The theatre, which was undergoing the last stages of an expensive restoration, caught fire just after 9pm on Monday night. Within half an hour the roof had collapsed and 150ft flames were shooting up into the night sky.

Firefighters managed to save the 18th-century facade and outside walls but could only watch as the stage, stalls and ornate boxes vanished into a smog of thick black fumes.

However, city officials have launched an international appeal for funds to rebuild La Fenice, whose name - literally "The Phoenix" - bears testimony to its fire-ridden history. The Italian government pledged pounds 8m, and the European Union a further pounds 80,000.

Among the many musical figures to express their grief was the Italian tenor Pavarotti, who offered to organise a charity concert to help cover an estimated pounds 200m worth of damage. "The entire world of opera feels like an orphan after such a loss," he said.

The American "Save Venice" committee pledged proceeds from its annual masked ball, expected to be hundreds of thousands of dollars.
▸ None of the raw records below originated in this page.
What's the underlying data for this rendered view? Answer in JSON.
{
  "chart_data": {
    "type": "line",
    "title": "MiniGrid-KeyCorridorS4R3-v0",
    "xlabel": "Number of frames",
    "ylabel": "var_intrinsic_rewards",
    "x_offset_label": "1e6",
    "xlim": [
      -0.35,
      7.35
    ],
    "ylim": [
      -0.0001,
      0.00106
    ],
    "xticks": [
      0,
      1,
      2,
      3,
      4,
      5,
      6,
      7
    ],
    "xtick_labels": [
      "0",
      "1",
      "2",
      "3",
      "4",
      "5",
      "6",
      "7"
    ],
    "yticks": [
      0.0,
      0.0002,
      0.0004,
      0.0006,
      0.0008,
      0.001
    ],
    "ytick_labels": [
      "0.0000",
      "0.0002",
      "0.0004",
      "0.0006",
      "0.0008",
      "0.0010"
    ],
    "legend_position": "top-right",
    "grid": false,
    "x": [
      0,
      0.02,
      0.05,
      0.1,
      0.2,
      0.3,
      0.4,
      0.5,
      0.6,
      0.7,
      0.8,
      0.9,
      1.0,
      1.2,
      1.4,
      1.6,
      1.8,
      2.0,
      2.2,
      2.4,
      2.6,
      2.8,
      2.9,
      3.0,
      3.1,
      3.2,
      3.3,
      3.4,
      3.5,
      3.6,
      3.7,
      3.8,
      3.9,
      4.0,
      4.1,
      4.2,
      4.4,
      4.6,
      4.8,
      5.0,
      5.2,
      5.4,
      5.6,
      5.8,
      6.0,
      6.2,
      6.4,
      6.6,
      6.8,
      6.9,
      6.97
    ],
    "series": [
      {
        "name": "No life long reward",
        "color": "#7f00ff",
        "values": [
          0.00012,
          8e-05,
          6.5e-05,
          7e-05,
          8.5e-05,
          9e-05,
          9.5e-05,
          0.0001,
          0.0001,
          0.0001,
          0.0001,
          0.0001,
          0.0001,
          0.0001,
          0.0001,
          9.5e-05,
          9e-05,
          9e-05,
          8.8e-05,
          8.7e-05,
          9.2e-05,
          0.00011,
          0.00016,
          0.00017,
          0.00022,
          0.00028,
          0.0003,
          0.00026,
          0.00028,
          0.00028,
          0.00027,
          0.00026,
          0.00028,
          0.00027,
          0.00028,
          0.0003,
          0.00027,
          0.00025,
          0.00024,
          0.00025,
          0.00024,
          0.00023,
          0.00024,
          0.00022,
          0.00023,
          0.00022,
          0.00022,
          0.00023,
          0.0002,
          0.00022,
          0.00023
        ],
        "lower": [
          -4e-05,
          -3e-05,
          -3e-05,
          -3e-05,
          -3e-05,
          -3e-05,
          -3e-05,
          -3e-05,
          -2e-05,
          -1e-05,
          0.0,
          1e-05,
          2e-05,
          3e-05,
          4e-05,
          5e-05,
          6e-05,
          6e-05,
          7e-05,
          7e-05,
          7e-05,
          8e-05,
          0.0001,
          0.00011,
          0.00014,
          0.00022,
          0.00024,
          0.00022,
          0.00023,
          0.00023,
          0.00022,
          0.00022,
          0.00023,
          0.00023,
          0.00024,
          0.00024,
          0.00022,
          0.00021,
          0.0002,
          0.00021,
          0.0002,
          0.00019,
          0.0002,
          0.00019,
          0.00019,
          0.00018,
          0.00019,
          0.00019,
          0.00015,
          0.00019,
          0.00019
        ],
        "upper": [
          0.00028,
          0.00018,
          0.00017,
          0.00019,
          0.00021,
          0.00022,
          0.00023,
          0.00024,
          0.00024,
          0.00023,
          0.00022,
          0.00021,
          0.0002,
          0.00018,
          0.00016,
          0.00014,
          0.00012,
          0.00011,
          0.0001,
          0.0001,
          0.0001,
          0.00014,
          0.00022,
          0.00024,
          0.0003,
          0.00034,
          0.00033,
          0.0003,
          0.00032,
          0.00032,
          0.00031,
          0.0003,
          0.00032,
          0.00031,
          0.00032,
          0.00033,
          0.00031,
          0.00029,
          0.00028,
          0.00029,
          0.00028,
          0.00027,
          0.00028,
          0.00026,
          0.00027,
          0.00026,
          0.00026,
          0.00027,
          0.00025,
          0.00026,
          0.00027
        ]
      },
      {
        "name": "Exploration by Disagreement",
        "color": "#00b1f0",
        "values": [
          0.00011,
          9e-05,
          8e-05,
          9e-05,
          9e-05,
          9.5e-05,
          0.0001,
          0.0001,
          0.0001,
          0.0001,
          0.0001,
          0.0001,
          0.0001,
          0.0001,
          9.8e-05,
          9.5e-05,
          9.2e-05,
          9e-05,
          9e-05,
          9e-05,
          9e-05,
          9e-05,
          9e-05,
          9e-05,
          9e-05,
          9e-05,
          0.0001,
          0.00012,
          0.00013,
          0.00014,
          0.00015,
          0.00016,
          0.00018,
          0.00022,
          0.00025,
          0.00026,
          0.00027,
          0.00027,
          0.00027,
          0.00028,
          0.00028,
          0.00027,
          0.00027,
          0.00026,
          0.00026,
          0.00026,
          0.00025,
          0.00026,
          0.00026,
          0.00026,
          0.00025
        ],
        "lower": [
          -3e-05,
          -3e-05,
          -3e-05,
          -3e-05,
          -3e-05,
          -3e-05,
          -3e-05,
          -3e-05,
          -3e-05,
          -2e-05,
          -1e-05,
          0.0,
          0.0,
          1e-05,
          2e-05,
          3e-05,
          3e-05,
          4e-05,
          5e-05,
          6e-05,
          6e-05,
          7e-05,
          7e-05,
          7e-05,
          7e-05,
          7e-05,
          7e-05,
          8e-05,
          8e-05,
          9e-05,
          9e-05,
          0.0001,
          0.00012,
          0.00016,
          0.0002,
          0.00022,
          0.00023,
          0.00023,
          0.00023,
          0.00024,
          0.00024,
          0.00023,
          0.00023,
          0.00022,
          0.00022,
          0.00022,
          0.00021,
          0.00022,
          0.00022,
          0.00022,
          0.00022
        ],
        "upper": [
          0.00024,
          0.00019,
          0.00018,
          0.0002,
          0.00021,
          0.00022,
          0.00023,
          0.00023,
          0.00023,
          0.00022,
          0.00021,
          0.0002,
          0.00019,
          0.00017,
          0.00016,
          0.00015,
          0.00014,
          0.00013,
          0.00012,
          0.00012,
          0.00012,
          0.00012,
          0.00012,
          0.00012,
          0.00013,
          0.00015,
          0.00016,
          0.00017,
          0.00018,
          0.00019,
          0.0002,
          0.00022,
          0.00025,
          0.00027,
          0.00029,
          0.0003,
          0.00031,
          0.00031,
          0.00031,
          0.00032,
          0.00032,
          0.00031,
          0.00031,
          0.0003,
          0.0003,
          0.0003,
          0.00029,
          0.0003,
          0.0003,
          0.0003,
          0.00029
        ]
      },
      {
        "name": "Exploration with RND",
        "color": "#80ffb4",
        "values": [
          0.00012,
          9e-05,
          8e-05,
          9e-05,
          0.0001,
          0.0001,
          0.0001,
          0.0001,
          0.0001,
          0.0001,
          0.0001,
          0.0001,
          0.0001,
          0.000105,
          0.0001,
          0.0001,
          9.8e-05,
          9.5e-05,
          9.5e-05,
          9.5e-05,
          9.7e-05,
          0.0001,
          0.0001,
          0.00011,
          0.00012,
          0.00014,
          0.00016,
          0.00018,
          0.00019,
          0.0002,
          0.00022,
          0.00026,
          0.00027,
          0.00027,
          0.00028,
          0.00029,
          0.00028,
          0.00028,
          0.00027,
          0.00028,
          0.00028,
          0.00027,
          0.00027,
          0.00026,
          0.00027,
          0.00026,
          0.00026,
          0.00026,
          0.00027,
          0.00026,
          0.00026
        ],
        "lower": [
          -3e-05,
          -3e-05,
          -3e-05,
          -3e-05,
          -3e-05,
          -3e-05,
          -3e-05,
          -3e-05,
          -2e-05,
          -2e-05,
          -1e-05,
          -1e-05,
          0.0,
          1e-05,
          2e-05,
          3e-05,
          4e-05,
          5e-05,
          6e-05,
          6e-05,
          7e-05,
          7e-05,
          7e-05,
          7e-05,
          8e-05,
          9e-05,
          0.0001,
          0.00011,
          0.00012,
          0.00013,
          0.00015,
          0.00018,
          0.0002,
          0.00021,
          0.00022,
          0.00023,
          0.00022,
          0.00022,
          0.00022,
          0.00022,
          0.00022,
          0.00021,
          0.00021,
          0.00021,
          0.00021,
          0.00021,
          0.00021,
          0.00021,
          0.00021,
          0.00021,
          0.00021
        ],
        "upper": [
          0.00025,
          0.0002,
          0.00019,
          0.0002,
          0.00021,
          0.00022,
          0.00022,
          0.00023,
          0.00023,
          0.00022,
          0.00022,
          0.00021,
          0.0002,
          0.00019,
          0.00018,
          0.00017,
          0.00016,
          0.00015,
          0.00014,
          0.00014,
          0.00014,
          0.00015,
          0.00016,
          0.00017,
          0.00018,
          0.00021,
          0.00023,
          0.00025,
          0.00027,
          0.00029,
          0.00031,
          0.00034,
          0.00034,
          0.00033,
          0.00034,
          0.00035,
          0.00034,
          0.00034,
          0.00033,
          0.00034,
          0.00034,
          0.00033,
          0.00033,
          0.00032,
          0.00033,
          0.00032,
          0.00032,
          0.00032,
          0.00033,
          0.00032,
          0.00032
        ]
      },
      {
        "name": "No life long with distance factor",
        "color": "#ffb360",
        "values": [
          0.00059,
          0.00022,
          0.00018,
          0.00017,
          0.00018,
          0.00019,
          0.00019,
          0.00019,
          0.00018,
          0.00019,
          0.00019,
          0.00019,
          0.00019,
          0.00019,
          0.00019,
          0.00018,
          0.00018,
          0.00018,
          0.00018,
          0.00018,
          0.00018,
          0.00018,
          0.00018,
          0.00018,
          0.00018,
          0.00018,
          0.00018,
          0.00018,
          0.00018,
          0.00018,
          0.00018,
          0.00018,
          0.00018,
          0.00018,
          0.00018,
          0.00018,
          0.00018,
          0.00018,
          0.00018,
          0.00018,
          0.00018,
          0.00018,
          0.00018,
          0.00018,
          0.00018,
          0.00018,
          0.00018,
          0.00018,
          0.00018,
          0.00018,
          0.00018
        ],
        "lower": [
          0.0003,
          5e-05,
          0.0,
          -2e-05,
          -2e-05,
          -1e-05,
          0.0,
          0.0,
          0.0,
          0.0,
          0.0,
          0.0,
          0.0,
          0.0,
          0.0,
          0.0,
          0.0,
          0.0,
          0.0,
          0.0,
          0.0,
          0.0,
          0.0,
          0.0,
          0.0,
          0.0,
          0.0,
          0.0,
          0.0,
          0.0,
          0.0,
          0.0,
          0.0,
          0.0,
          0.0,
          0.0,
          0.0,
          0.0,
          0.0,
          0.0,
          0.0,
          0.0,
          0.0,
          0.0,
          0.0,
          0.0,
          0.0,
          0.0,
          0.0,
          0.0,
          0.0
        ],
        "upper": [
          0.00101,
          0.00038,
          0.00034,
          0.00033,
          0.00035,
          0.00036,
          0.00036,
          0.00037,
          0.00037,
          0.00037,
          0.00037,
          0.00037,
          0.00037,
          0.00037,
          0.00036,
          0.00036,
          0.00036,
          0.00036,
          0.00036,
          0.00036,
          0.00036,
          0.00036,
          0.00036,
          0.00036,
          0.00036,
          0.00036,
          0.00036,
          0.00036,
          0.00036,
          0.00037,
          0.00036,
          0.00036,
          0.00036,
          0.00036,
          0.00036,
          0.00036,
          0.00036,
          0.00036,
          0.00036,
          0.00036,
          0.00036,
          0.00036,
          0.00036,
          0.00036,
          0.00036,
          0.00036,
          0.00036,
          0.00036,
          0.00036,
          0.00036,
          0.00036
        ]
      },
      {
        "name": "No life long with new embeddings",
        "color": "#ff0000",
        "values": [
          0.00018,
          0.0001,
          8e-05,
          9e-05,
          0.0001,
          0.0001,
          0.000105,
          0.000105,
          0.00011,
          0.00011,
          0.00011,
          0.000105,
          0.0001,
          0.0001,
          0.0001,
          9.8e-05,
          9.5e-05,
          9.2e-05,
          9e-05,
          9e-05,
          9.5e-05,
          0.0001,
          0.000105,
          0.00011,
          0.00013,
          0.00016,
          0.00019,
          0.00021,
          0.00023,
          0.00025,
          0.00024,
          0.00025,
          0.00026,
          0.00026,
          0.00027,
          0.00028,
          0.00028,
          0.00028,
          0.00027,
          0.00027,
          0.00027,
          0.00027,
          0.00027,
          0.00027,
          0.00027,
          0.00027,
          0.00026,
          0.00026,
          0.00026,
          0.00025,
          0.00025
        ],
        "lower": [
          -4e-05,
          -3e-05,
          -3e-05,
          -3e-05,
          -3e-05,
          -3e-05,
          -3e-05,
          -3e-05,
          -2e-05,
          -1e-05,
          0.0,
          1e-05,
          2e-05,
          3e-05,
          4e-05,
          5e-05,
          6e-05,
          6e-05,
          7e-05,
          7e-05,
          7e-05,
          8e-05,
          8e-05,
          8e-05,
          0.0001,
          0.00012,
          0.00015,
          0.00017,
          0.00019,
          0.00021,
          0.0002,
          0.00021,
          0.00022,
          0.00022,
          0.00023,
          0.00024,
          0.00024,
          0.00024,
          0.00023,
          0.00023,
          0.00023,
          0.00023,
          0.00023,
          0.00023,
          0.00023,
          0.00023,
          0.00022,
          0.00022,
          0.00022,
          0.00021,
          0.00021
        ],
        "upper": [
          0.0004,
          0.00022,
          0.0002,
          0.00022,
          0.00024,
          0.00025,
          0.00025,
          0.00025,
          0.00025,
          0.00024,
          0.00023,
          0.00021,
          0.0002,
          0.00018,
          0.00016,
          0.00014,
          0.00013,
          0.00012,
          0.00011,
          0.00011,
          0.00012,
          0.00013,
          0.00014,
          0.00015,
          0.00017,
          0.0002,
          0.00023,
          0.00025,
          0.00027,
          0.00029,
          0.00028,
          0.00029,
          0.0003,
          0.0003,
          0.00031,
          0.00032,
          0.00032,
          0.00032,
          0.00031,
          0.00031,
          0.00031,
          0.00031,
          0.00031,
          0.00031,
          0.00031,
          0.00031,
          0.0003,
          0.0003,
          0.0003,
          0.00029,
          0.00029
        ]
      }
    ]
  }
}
A senior prosecutor, Felice Casson, was put in charge of an investigation into the fire. City officials appeared to rule out foul play, instead pointing to an electrical fault.

An environment ministry expert, Giampiero Zucchetta, said it was a miracle the whole area around La Fenice, barely 10 minutes' walk west from St Mark's Square, did not go up in flames. "Venice is like a tinderbox ... with little stone building and lots of wood," he said.

Nearly 200 firefighters were hampered by the narrow streets and because the canals around the theatre had been drained for cleaning.

The 1,500-seat theatre, first built in 1792 by the neo-classical architect Gianantonio Selva, was called La Fenice because it replaced a baroque palace lost to fire. It became famous both for its fine architecture and the virtuosity of its bel canto singers, and counted Napoleon among its fans.

It burned down in 1835 and had to be rebuilt from scratch by Selva's pupils. The new theatre premiered many of Verdi's operas and, in the run- up to Italian unification, became a symbol of resistance to the occupying Austrian army. The modern La Fenice had also been a symbol, as one of the few dynamic cultural centres left in a dying city.

Prominent cultural figures demanded yesterday that the theatre be rebuilt as it was, although the architect Paolo Portoghesi pleaded for the 1792 rather than the 1830s model. The latter, he said, was a "horrendous confection" that had betrayed the original with fake baroque and rococo.